Ini adalah posisi pengamatan dan
penelitian terhadap alam materi. Dengan
demikian posisi awal saya
adalah yang cinta kepada jasmaninya (a1 s/d a4), yaitu berada di alam al mulk wa asy syahadah atau alam
“katon” karena dikenali dengan indra.
Di posisi ini, aku yang cinta pada jasmani (a1 s/d
a4) memiliki kecenderungan (hawa) yang senantiasa bersemangat
karena didorong oleh naluri atau perintah (‘amr) untuk dipuaskan.
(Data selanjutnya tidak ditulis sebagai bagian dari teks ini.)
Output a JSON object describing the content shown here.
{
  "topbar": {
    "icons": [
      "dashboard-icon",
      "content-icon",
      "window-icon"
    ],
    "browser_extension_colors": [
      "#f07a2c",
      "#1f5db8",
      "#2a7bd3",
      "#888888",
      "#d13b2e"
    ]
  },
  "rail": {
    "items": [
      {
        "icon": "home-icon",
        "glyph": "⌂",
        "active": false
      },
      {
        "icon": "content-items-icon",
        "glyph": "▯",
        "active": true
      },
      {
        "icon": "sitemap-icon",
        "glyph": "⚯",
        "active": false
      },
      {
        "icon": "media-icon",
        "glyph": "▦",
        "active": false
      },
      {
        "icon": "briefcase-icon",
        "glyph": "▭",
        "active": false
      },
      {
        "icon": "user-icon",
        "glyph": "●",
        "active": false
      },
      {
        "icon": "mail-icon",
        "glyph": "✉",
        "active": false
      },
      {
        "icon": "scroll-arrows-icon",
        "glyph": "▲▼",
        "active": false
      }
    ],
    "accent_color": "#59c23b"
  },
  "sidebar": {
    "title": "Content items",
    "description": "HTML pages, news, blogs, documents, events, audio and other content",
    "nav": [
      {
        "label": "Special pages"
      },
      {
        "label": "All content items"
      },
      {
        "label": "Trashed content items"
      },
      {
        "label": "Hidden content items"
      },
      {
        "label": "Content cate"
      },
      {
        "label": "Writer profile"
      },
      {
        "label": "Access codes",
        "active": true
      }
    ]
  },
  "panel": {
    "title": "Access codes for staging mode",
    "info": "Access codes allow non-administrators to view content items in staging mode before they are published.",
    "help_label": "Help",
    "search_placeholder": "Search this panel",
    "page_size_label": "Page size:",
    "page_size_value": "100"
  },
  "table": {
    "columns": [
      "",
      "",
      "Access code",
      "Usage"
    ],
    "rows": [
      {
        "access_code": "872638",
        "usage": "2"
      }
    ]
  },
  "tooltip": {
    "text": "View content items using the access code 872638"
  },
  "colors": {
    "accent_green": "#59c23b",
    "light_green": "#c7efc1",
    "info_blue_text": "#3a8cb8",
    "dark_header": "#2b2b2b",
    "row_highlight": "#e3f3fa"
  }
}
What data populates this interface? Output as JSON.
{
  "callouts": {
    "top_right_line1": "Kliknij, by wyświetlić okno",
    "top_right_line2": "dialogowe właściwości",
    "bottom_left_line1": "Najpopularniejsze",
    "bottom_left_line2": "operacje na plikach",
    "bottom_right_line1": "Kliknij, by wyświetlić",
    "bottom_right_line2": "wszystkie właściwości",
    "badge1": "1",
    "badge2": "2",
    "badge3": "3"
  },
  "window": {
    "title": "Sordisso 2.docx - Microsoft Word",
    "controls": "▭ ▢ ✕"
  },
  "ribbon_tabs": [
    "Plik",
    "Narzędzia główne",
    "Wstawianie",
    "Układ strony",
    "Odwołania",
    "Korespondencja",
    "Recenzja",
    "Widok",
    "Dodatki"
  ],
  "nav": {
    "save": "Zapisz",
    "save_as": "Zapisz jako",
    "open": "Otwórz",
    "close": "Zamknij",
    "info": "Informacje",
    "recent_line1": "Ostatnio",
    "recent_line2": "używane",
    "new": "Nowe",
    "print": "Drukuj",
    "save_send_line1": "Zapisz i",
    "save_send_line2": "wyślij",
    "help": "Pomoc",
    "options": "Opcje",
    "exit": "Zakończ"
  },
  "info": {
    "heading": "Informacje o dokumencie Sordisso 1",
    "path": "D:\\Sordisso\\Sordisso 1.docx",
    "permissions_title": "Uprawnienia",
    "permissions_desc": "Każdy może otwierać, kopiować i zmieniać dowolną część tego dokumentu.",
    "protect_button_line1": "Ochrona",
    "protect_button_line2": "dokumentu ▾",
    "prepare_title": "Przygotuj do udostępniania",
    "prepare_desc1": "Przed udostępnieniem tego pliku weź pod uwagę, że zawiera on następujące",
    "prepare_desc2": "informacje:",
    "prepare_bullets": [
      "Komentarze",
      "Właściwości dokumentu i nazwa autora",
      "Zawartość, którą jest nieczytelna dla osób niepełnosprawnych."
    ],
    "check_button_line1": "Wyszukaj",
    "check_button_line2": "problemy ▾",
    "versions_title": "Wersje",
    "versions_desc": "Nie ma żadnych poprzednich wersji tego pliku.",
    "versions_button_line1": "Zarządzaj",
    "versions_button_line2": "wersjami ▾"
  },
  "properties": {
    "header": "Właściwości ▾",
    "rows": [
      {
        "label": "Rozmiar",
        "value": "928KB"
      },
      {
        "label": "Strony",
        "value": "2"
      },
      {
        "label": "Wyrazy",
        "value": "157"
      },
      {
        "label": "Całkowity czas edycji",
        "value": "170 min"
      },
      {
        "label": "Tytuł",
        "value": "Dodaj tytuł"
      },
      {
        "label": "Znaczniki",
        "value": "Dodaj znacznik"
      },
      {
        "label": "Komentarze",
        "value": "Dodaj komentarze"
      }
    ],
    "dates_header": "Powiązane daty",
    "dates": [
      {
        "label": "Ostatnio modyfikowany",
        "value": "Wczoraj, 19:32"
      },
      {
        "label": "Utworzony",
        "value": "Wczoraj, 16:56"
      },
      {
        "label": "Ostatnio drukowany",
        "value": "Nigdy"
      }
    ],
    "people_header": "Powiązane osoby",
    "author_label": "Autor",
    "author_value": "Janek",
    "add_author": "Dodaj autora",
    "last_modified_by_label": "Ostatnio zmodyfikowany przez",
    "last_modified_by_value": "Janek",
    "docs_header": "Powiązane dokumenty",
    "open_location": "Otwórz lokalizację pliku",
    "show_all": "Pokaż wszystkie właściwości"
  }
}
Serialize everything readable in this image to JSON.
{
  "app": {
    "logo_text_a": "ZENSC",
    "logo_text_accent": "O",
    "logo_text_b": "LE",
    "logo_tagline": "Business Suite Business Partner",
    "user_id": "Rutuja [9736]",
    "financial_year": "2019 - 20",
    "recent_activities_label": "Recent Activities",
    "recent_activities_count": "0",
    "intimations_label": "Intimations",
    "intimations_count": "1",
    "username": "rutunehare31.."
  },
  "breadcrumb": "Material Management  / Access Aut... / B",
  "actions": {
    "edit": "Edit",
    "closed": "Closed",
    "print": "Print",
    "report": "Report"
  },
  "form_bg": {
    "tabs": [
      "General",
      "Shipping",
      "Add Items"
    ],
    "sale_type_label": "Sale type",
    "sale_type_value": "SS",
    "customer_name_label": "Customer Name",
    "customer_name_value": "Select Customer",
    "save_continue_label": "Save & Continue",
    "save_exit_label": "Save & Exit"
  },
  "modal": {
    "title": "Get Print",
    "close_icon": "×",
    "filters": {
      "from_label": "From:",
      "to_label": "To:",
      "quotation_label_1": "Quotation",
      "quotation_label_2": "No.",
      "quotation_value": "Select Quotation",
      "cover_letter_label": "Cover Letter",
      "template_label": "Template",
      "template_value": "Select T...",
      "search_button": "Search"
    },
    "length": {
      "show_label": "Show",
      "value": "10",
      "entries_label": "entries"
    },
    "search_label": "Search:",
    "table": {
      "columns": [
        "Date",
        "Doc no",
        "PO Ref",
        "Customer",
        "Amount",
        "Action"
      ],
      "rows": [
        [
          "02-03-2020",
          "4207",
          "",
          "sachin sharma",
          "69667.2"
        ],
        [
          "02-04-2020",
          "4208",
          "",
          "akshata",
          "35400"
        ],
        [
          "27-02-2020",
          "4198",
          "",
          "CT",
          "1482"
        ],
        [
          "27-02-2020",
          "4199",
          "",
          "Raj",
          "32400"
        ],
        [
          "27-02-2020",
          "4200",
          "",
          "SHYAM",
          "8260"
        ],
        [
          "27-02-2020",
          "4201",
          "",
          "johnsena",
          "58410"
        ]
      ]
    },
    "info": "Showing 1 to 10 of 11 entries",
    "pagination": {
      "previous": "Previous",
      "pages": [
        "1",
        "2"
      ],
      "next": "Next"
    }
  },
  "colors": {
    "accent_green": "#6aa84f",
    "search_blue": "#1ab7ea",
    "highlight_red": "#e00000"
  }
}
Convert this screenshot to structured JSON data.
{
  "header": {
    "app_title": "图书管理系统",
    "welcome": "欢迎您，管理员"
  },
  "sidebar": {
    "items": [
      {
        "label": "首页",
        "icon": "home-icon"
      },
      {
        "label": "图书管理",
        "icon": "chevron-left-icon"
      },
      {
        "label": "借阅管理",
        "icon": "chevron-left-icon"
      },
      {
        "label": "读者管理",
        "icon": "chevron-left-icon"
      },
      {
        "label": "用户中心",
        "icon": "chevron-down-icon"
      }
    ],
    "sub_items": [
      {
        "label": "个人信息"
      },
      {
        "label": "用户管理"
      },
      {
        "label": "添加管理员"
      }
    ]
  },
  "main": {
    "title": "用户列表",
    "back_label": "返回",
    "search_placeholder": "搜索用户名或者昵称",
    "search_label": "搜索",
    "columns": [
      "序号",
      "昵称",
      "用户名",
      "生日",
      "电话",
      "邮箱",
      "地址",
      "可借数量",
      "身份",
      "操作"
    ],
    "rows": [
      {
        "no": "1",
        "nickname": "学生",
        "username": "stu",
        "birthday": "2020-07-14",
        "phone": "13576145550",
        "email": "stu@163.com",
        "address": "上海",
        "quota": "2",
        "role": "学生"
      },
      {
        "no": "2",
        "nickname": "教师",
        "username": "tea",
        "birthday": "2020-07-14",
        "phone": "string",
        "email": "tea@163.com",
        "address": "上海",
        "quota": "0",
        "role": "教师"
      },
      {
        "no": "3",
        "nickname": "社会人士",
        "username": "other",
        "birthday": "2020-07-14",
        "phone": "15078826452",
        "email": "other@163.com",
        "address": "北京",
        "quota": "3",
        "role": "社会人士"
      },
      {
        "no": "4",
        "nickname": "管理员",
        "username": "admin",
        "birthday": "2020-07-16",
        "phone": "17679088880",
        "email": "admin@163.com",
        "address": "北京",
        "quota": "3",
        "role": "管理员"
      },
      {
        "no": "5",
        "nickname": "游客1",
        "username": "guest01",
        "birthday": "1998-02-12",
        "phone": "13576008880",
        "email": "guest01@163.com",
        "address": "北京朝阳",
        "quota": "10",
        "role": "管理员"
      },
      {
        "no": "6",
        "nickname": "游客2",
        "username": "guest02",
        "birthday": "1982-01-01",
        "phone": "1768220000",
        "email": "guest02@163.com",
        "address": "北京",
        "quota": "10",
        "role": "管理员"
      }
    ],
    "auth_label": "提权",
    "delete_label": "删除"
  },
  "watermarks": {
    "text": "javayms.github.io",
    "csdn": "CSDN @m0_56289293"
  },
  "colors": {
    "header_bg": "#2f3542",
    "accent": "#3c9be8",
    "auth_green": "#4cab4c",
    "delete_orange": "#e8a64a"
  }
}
Orang selalu didorong oleh semangat untuk
mendapatkan kepuasan jasmaniah, seperti makan, minum, syahwat dan lain-lain.
Intinya adalah adanya dorongan diri untuk mempertahankan hidup dan kenikmatan
jasmaniah, melalui dorongan emosi dan dorongan ambisi.
Mengingat dalam mencapai kepuasan tanpa mengenal
aturan dan moralitas, maka Al Qur’an menyebut dengan diri yang memerintahkan
kepada kejahatan (An nafs al amarrah bi al-suu’). QS Yusuf 12 ayat 53, “Dan aku
tidak membebaskan diriku (dari kesalahan), karena sesungguhnya nafsu itu selalu
menyuruh kepada kejahatan, kecuali nafsu yang diberi rahmat oleh Rabb. Sesungguhnya Rabb Maha Pengampun lagi Maha Penyayang.” Orang Jawa menggambarkannya dalam suluk Ling Lung di atas sebagai
hati yang berwarna hitam (hijau kehitaman); yaitu yang “luwih prakosa, panggawene serengen sebarang runtik, dursila
angambra-ambra. Iya iku ati kang ngedhangi, ambuntoni marang kabecikan, kang
ireng iku karyane.”
Dalam proses memuaskan dirinya, saya selalu diingatkan Rabb melalui musibah berupa kegagalan. Karena hanya dengan
kegagalan lah saya akan sadar bahwa mereka memerlukan
pertolongan. Sehingga kesadaran kepada Tuhan muncul ketika mereka ini diambil kesenangannya. Mereka mengalami frustasi dan ingat
kepada Tuhan-nya karena membutuhkan pertolongan-Nya. Sang diri yang terikat pada jasmani ini,
kemudian ingat kepada Tuhan-nya.
Sedemikian patuhnya raga kepada saya,
maka akan muncul kebiasaan-kebiasaan yang tidak suci. Ini harus dikembalikan
kepada Yang Maha Suci sebagai Pemiliknya.
QS Az Zumar 39 ayat 22: “Maka apakah orang-orang yang dibukakan
Allah dadanya (ash shadr) untuk
(menerima) agama Islam, lalu ia mendapat cahaya dari Tuhan-nya (sama dengan orang yang membatu
hatinya)? Maka kecelakaan yang besarlah bagi mereka yang telah membatu hatinya
untuk mengingat Allah. Mereka itu dalam kesesatan yang nyata.”
Bagi yang sudah bersikap dan bersedia
melaksanakan penyembahan kepada Allah, secara
fitrah mereka melakukannya secara
fitrah dengan
berdiri, hingga saya ikut berdiri
bersama raganya (a1 s/d a4) untuk menyerahkan diri kepada Yang Kuasa dengan
sarana kepercayaannya. Seperti diperintahkan Allah dalam QS Al
Baqarah 2 ayat 238: “... Berdirilah untuk Allah dengan tekun (qanitiyna).” Oleh karena itu sambil berdiri, ingatlah
dengan menyebut Allah dalam dirimu. QS Al A’raaf 7 ayat 205: “Dan ingatlah Rabb
dalam dirimu dengan merendahkan diri dan rasa takut, dan dengan tidak
mengeraskan suara, di waktu pagi dan petang, dan janganlah kamu termasuk
orang-orang yang lalai.”
Hal ini dilakukan hingga raga dan jiwa tenang, yang artinya
proses pengembalian berlangsung dengan baik.